= Val Biro =

Illustrator, artist and children's writer

Balint Stephen Biro (Budapest, October 6, 1921 – July 4, 2014) was a children's author, artist and illustrator. He received his education in Budapest and London. From about 1955 he lived in Chesham, where he helped to found the Chesham Society, and then moved to Amersham about 1971 until 1985.

==Writing==
From an interview in the early 1970s:
"My writing is mainly concerned with my vintage car "Gumdrop." It was four years ago that my publishers suggested that it was about time that I wrote a book for children and not merely illustrate one; and I decided on Gumdrop as the main character.

"I write so as to give my alter-ego a good chance for drawing pictures, though I find that the story I invent tends to run away with itself, leaving me, the illustrator, behind! Each story tends to be based on personal experience and, equally, each tends to grow out of that into the imagination. Each book seems to take a few months to gestate, and then I write it in one long day (or night)."

==Illustration==
In the 1950s and 1960s Biro illustrated many book covers for famous authors such as Nigel Tranter and Nevil Shute (Requiem for a Wren, Round the Bend, The Far Country and Beyond the Black Stump). For C.S. Forester, publishing with Michael Joseph, Biro made cover illustrations of several first editions: Mr. Midshipman Hornblower, Lieutenant Hornblower, Hornblower and the Atropos, Hornblower in the West Indies and Randall and the River of Time. In 1965 for Hamish Hamilton he illustrated the first edition of Angler's Moon by Leo Walmsley. He illustrated the hardback first edition of The Child From the Sea by Elizabeth Goudge in 1970.
He also illustrated covers for Radio Times.

==Gumdrop==

The real-life Gumdrop as driven by the author on 27 July 2008

Gumdrop is the name of an Austin Clifton Heavy Twelve-Four of 1926, the title character of a series of books authored by Val Biro, who owned an example.

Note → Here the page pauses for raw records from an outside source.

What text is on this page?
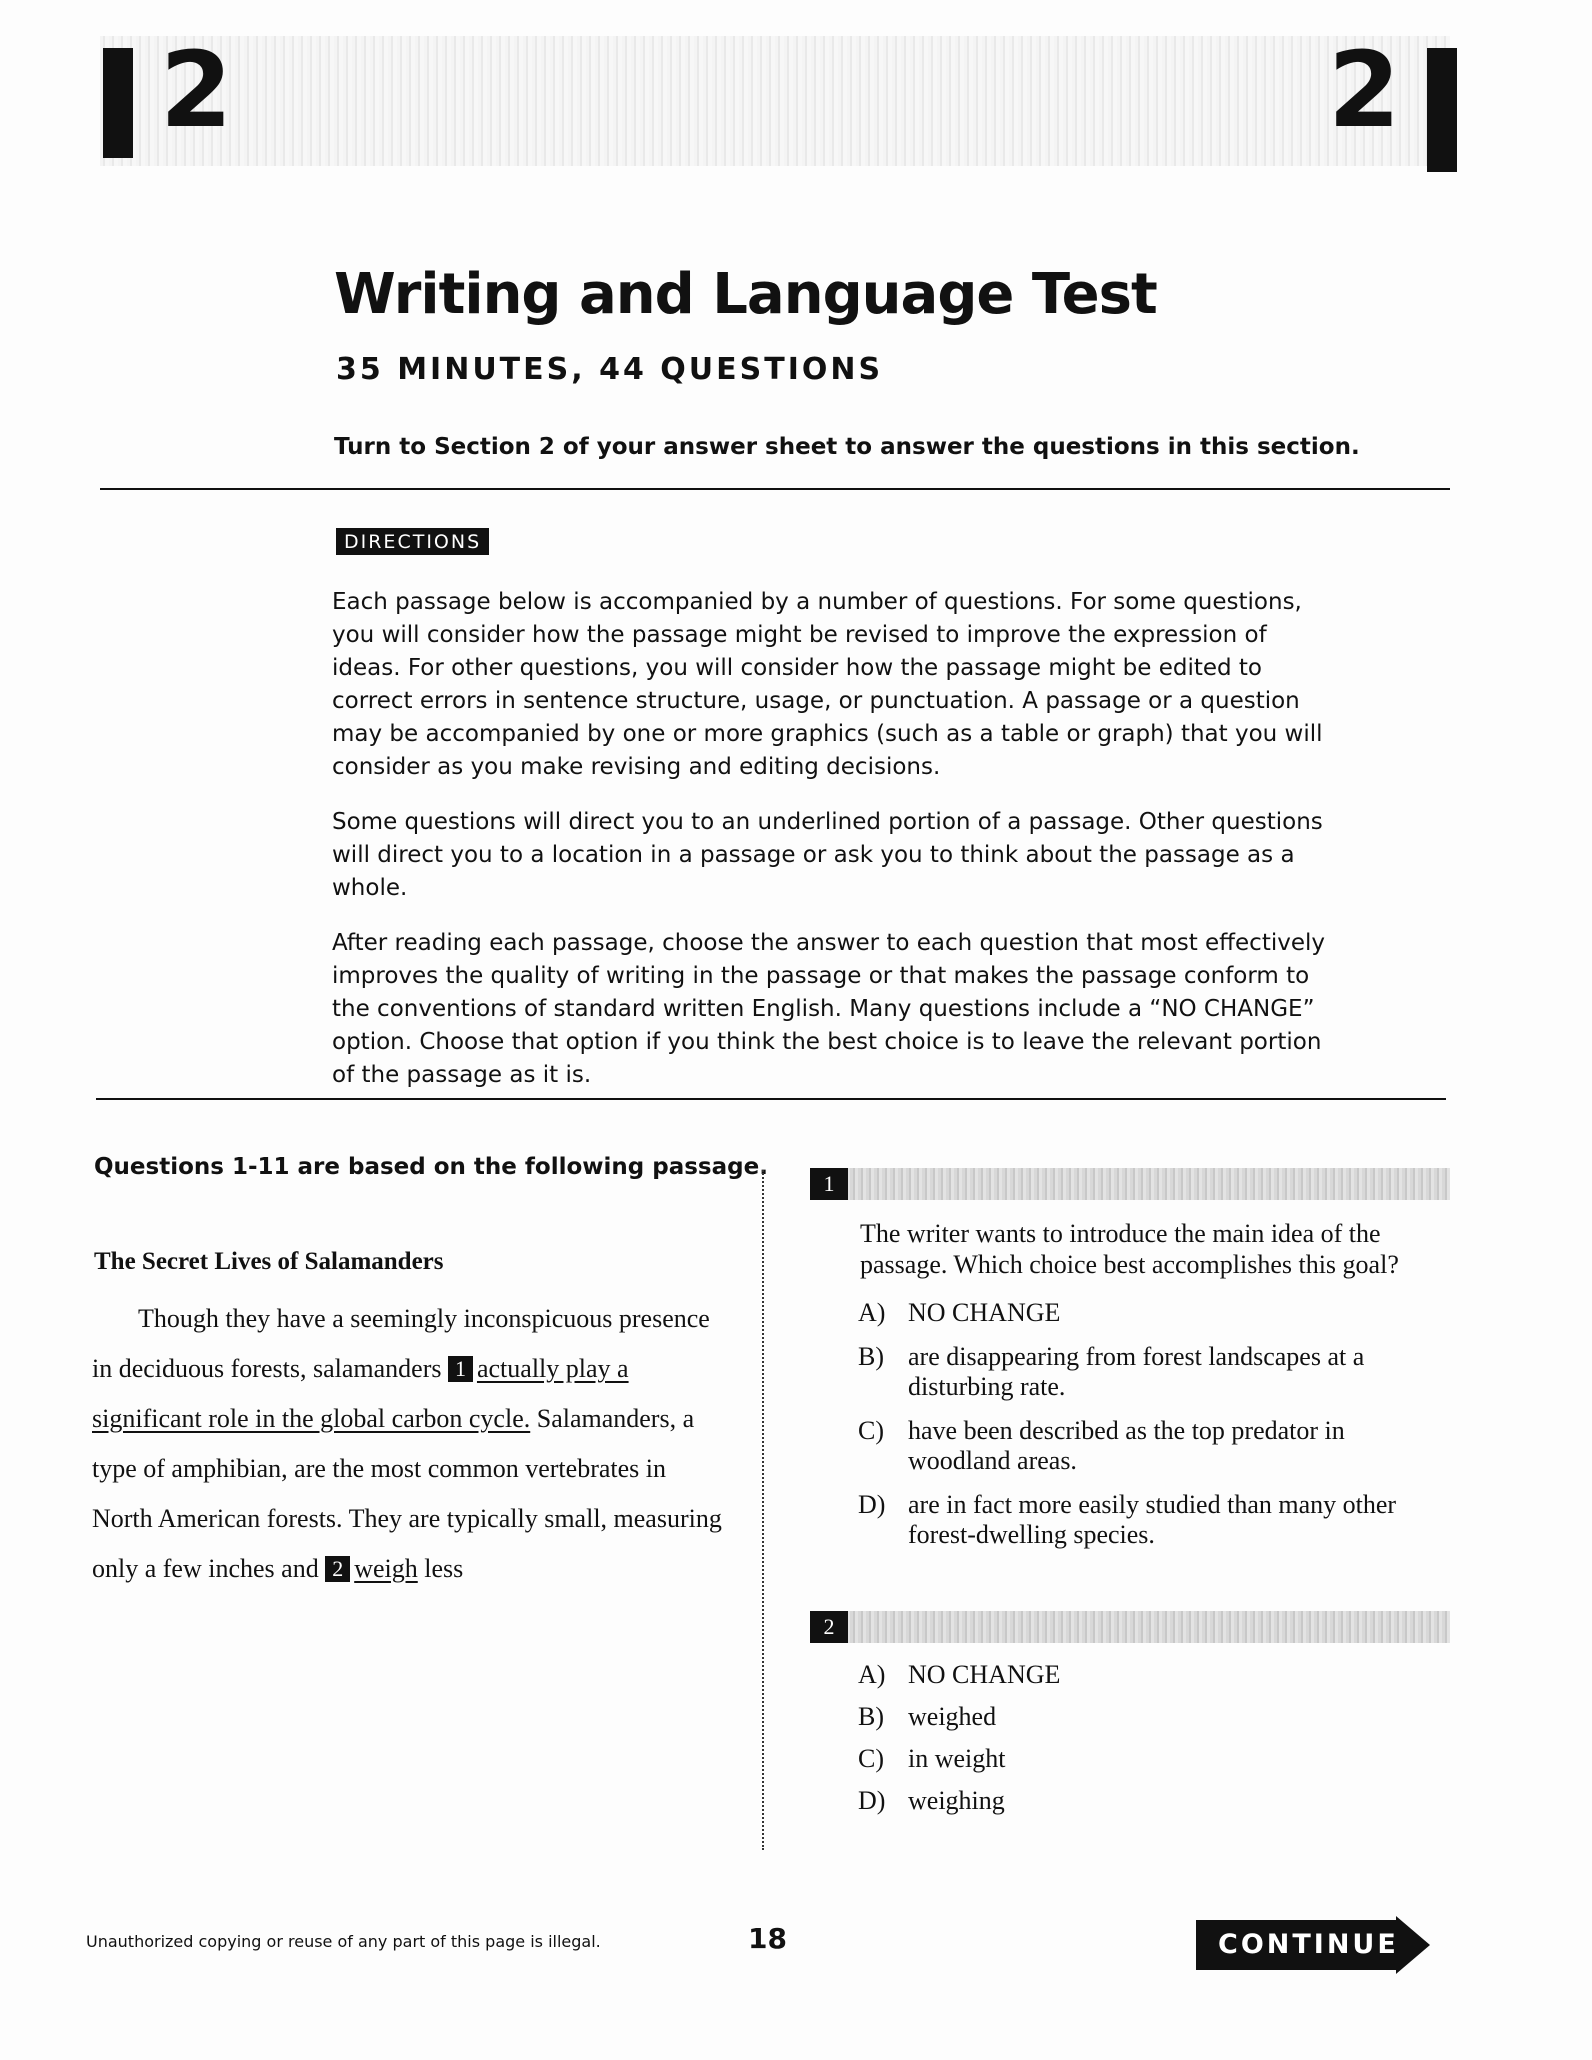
2	2
Writing and Language Test
35 MINUTES, 44 QUESTIONS
Turn to Section 2 of your answer sheet to answer the questions in this section.
DIRECTIONS

Each passage below is accompanied by a number of questions. For some questions, you will consider how the passage might be revised to improve the expression of ideas. For other questions, you will consider how the passage might be edited to correct errors in sentence structure, usage, or punctuation. A passage or a question may be accompanied by one or more graphics (such as a table or graph) that you will consider as you make revising and editing decisions.

Some questions will direct you to an underlined portion of a passage. Other questions will direct you to a location in a passage or ask you to think about the passage as a whole.

After reading each passage, choose the answer to each question that most effectively improves the quality of writing in the passage or that makes the passage conform to the conventions of standard written English. Many questions include a “NO CHANGE” option. Choose that option if you think the best choice is to leave the relevant portion of the passage as it is.

Questions 1-11 are based on the following passage.
The Secret Lives of Salamanders

Though they have a seemingly inconspicuous presence in deciduous forests, salamanders 1 actually play a significant role in the global carbon cycle. Salamanders, a type of amphibian, are the most common vertebrates in North American forests. They are typically small, measuring only a few inches and 2 weigh less

1
The writer wants to introduce the main idea of the passage. Which choice best accomplishes this goal?
A) NO CHANGE
B) are disappearing from forest landscapes at a disturbing rate.
C) have been described as the top predator in woodland areas.
D) are in fact more easily studied than many other forest-dwelling species.
2
A) NO CHANGE
B) weighed
C) in weight
D) weighing
Unauthorized copying or reuse of any part of this page is illegal.	18	CONTINUE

The stories revolve around the car and his owner, initially the younger Bill McArran, but for most of the series, the more senior Mr Oldcastle (later joined by a dog, Horace). The plots often involve the search for replacement parts for Gumdrop. Biro wrote the stories from the late 1960s to the 1980s. The main series of books, all fully illustrated in colour by Biro, ran to at least seventeen titles, with a further twelve (at least) "Gumdrop Little Books" also published in the 1980s. Whilst Gumdrop's adventures are fictional, the car is not. Biro and Gumdrop were frequent visitors to car shows and other events in Sussex and surrounding area. Biro was seen driving Gumdrop in the television documentary 100 Year Old Drivers, broadcast on ITV on 13 August 2014, shortly after Biro's death.